Сегодня готовность новых людей помогать другим тоже будет совершенно безграничной. Однако они не станут безоговорочно оказывать помощь каждому, кто их попросит, и не будут одалживать всем пожелавшим взять у них взаймы. Ибо это было бы неправильно. Так они только усугубят последствия злоупотреблений и произвола, их же задача – деятельно участвовать в формировании нового человека. Их безграничная щедрость, в точности соответствующая той, на которую указывает Иисус, сдерживается неизменной добросовестностью, которая контролирует надлежащее управление вверенным им имуществом и диктует новый порядок общения с ближним. Согласно этому порядку моим ближним всегда является тот, кому велено обратиться за помощью ко мне, кому в данный момент непостижимым образом указан именно я.
Несомненно, Иисус своими словами намеревался выделить безграничную щедрость и готовность помочь, именно их, и не более. Но в те времена при тогдашних обстоятельствах, в отличие от нынешних, не было особой необходимости указывать на разумные условия, при которых проявляются их качества. Вряд ли зажиточный человек в Иерусалиме получал со всех концов Палестины от совершенно незнакомых ему людей просительные письма. Тот, кого обстоятельства вынуждали просить о помощи, обращался, естественно, к родным, соседям и землякам, которые знали о его затруднениях. Стало быть, личные и доверительные отношения делали любую просьбу по-человечески понятной, и вряд ли кто-то думал, что можно нанести вред человеку бездумным оказанием помощи и одалживанием денег. Сегодня дело обстоит совершенно иначе. Люди обращаются за помощью даже к малознакомым, и они с легкостью оказывают ее, не вникая в обстоятельства того, кто ее принимает. Между тем обстоятельства бывают чрезвычайно запутаны, и к каждой просьбе о помощи следует подходить с величайшей тщательностью. С этим ничего не поделаешь, но если мы проникнемся духом Заповедей блаженства, то в полном соответствии со словами Иисуса безусловно предоставим себя в распоряжение
Люди нового естества также вряд ли безоговорочно уступят вымогателю и не станут требовать подтверждения в судебном порядке правомочности его притязаний. Как только, к примеру, они узнают, что с каждой новой уступкой они лишь подталкивают кого-то к необузданному завышению его притязаний, более того, даже убеждают его тем самым в их правомерности, то очень может быть, что они, хотя и дадут высказаться суду, затем добровольно отдадут вымогателю вдвое больше того, что оспорили у него судьи. И здесь характер поведения благодетелей окажется различным, в зависимости от обстоятельств. Но в каждом случае в его основе должна быть безграничная предупредительность по отношению к нападкам зла.
Здесь, как, впрочем, и везде, важнее всего, чтобы та же самая внутренняя позиция, свойственная новой нравственности, в конкретных условиях обретала присущий только ей облик, непременно раскрывающий изначальное естество, но позволяющий ему свободно проявляться в существующих обстоятельствах. Внутренняя необходимость, властно действующая во всех проявлениях жизни новых людей, становится их изначальным чувством. Возникает она, однако, из непосредственного живого отношения к конкретной жизненной проблеме, которую надо решать, а поэтому всегда соответствует ей и отличается своеобразием.

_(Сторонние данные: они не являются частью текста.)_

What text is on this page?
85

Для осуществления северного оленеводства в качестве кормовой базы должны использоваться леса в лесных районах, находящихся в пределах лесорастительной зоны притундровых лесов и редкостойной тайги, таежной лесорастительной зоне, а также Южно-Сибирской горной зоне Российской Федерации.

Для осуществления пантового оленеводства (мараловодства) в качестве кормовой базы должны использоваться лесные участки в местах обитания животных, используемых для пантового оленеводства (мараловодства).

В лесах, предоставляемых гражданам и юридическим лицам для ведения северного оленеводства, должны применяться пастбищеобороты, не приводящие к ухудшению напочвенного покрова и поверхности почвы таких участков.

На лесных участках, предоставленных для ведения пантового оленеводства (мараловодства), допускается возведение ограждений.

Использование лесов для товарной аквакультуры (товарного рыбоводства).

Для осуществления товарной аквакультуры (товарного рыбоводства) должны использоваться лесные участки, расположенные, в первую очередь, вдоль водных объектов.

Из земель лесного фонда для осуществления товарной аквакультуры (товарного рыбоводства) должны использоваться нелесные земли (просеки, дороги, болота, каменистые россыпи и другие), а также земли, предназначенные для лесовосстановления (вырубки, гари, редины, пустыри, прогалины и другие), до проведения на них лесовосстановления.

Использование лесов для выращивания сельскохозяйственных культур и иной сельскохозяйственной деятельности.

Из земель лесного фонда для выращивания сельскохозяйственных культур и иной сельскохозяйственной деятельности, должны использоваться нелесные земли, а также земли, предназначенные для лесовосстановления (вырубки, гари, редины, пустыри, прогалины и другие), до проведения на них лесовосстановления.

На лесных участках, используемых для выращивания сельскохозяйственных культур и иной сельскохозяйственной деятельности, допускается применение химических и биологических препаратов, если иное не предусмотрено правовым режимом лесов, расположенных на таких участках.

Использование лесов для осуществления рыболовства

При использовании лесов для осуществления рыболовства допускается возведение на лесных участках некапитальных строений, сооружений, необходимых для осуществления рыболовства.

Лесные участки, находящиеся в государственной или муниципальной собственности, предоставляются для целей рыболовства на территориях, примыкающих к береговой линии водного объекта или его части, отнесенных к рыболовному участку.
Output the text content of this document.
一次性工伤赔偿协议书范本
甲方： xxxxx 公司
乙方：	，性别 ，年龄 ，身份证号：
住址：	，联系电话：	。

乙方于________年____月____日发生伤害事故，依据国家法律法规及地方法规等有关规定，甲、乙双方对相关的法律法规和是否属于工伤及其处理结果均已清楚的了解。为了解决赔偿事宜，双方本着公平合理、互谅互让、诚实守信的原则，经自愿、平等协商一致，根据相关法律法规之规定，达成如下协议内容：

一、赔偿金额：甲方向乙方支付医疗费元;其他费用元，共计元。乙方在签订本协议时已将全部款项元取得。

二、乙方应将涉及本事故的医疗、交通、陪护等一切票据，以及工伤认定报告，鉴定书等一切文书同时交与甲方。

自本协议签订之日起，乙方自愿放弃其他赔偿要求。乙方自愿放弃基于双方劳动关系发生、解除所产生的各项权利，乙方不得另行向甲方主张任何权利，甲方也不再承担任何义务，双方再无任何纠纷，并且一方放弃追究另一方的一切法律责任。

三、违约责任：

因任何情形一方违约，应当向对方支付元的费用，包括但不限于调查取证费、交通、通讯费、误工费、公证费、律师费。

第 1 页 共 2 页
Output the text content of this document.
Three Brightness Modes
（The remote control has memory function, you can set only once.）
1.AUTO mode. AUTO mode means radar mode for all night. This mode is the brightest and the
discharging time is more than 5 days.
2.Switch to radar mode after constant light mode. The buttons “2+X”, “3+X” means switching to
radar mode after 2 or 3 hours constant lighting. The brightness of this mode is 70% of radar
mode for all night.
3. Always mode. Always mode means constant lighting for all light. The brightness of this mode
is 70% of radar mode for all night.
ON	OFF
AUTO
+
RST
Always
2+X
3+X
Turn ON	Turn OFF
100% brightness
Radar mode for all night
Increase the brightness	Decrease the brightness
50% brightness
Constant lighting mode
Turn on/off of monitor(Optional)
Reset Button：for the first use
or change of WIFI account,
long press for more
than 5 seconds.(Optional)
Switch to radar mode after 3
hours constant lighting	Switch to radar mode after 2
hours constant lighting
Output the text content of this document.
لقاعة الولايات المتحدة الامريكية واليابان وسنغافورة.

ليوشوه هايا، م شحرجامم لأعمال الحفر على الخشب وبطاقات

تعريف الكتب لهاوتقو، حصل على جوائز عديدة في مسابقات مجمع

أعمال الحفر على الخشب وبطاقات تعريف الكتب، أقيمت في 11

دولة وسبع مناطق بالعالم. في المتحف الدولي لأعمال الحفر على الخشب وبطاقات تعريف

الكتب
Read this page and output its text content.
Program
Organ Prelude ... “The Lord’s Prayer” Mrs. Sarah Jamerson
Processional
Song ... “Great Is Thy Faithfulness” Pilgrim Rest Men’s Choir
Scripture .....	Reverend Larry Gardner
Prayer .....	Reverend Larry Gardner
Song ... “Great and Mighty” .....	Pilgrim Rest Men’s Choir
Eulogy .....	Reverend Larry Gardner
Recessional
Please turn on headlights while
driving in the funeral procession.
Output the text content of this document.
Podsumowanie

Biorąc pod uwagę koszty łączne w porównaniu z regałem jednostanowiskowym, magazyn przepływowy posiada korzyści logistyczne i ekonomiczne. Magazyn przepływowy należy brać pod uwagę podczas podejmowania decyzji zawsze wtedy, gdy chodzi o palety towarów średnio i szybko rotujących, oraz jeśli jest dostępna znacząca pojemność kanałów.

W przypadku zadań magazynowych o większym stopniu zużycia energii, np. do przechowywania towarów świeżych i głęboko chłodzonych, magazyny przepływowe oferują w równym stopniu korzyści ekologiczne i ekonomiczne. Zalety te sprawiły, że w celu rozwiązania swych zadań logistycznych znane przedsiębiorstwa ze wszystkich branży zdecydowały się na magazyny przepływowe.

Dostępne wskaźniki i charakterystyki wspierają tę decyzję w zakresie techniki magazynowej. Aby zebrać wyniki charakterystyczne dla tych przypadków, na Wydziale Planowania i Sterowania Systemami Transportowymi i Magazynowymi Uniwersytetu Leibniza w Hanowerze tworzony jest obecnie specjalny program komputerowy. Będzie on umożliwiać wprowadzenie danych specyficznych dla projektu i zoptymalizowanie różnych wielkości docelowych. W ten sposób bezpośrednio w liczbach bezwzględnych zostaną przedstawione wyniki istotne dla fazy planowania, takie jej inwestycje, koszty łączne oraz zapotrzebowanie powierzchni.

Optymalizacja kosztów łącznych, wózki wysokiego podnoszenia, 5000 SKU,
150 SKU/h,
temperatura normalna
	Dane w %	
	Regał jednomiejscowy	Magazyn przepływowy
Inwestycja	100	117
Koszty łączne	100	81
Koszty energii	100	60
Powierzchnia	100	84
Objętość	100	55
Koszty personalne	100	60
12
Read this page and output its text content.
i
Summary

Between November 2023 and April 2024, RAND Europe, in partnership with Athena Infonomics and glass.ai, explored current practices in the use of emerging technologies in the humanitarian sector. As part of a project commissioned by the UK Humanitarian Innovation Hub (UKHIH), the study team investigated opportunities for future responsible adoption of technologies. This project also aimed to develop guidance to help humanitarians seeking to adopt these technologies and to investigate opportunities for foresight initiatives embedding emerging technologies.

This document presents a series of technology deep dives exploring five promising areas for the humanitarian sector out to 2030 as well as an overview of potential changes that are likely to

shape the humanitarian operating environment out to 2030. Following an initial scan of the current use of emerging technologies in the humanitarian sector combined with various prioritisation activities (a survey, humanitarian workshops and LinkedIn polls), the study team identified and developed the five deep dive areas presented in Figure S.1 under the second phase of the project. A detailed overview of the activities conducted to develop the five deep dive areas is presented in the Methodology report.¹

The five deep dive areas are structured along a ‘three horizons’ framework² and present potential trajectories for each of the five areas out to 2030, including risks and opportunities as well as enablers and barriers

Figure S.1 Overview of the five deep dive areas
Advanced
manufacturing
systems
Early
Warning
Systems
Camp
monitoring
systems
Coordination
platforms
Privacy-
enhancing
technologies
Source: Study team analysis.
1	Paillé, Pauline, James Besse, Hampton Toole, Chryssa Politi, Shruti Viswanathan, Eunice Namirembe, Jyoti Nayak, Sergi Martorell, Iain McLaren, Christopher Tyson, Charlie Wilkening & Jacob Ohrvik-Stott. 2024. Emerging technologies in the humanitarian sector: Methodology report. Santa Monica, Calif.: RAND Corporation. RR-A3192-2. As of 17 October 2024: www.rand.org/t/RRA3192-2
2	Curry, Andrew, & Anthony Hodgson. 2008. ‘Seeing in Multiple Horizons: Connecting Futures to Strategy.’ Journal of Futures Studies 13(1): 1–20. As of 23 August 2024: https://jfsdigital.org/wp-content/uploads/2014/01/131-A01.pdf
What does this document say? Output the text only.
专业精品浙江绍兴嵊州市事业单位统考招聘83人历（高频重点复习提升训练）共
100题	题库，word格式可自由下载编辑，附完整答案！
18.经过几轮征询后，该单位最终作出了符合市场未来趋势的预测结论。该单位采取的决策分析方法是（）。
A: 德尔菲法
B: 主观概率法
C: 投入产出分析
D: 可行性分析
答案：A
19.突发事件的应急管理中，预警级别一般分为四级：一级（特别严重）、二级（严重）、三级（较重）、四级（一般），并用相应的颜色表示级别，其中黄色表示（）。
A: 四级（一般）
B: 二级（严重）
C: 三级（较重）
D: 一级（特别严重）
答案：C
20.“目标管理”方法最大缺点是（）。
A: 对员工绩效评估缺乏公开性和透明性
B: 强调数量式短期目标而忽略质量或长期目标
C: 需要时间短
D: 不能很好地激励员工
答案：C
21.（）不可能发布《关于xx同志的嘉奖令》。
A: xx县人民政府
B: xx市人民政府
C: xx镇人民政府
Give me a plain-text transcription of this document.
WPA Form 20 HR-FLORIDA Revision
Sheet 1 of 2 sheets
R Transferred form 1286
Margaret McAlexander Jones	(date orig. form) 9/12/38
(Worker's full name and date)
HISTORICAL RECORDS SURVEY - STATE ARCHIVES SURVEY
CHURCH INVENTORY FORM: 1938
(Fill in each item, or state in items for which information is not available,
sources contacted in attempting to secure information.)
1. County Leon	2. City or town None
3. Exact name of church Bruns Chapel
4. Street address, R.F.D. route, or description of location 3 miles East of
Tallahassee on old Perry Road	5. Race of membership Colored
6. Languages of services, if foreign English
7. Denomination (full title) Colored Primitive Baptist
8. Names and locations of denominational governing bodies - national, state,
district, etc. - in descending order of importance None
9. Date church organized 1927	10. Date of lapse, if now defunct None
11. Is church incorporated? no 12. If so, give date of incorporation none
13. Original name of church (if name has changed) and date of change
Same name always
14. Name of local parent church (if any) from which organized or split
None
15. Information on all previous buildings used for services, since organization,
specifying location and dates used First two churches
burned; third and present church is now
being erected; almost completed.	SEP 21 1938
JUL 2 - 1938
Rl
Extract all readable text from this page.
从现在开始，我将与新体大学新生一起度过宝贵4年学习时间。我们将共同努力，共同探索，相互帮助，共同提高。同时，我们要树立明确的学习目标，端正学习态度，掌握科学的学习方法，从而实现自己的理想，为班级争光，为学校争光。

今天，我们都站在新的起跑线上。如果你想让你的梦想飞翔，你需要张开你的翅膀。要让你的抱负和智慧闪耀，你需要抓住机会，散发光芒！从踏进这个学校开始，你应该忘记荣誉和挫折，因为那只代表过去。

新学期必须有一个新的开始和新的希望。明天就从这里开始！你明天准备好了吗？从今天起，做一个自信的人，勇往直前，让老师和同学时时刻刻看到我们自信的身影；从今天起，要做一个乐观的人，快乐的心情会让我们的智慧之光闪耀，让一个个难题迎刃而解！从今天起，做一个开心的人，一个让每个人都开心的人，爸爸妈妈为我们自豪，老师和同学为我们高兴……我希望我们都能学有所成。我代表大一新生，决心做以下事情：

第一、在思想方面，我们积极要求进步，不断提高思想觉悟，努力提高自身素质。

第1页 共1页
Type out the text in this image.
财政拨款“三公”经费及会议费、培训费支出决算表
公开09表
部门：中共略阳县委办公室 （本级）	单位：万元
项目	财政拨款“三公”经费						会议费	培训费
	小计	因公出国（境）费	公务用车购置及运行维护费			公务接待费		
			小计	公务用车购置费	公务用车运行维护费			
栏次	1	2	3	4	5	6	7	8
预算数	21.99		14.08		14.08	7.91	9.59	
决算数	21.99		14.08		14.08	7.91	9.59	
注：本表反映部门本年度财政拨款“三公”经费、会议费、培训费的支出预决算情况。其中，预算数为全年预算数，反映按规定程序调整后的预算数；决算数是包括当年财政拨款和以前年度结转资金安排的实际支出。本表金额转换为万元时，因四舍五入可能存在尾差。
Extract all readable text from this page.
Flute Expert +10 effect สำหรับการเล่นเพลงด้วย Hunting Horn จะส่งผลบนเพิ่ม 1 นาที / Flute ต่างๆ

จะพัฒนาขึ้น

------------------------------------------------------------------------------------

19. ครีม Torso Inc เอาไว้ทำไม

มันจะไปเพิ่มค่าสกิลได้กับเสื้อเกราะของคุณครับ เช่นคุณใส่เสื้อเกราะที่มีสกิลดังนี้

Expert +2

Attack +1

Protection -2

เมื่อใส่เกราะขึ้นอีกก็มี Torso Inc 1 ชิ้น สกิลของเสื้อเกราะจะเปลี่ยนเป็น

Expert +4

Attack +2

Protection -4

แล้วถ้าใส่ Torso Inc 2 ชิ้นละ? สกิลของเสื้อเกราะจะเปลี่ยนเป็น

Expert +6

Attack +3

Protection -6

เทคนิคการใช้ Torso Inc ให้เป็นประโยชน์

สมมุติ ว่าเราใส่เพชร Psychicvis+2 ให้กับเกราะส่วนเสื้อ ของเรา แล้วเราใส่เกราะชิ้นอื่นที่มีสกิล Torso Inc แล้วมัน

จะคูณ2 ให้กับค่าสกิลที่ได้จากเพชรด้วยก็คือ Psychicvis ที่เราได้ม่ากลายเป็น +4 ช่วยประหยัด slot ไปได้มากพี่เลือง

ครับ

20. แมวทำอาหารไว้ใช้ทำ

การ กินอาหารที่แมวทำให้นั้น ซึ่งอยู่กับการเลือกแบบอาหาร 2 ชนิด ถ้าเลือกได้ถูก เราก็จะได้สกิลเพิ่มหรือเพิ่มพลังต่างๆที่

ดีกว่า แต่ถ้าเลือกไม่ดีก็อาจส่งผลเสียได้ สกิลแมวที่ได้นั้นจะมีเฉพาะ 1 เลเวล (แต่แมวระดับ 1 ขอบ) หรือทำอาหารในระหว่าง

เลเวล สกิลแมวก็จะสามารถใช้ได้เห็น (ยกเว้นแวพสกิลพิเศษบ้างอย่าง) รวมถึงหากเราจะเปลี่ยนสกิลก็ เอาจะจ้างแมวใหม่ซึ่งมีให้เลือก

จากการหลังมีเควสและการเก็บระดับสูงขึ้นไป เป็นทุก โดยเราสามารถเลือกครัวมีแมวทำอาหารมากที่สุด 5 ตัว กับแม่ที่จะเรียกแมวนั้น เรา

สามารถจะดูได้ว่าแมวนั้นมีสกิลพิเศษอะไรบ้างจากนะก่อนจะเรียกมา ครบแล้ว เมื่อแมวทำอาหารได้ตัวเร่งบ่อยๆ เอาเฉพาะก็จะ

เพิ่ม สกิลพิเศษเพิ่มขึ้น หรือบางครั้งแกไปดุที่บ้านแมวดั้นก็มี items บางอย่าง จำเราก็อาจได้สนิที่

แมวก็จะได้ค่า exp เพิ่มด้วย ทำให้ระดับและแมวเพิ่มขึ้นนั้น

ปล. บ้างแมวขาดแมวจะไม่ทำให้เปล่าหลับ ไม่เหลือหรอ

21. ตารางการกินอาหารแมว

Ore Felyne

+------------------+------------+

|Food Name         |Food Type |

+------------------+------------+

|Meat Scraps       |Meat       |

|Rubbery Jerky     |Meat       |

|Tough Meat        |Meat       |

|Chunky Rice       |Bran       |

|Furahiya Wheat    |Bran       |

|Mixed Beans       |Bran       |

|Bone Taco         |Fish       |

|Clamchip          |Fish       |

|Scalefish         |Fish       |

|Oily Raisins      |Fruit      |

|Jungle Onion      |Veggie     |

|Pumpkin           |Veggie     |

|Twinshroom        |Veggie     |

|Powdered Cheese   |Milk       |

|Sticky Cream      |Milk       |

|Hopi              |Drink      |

То, как новая нравственность, с ее предупредительностью и полной готовностью помочь, откликается на любые посягательства и притязания, отражает лишь внутреннее превосходство нового естества над старым. Новое явно выше старого, как правда выше лжи, могущество – бессилия, жизнь – окостенения, свобода – пристрастности, изначальное чувство – обстоятельного размышления, безусловная необходимость – произвола, строгий стиль – любых варварских затей и образов. Поэтому любые попытки поврежденной человеческой природы извратить новое или ослабить его оказываются несостоятельными. Оно остается беспристрастным, несмотря на соблазны, и верным себе, поскольку зло не находит в нем отклика, а напротив, вызывает добро. Оно по сути неприкасаемо: людей правды не в чем обвинять, ведь любые нападки на них лишь открывают суверенную власть их нового бытия и бессилие любых злых происков.
А поскольку это не просто намерение вести себя каким-то определенным образом, а живая действительность, непроизвольно обнаруживающая себя по мере развития изначального естества, то и новая нравственность везде и во всем – нравственность внутреннего превосходства. Не только по отношению к несправедливости, но и ко всему. Она проявляет себя всеми гранями своего необычного облика.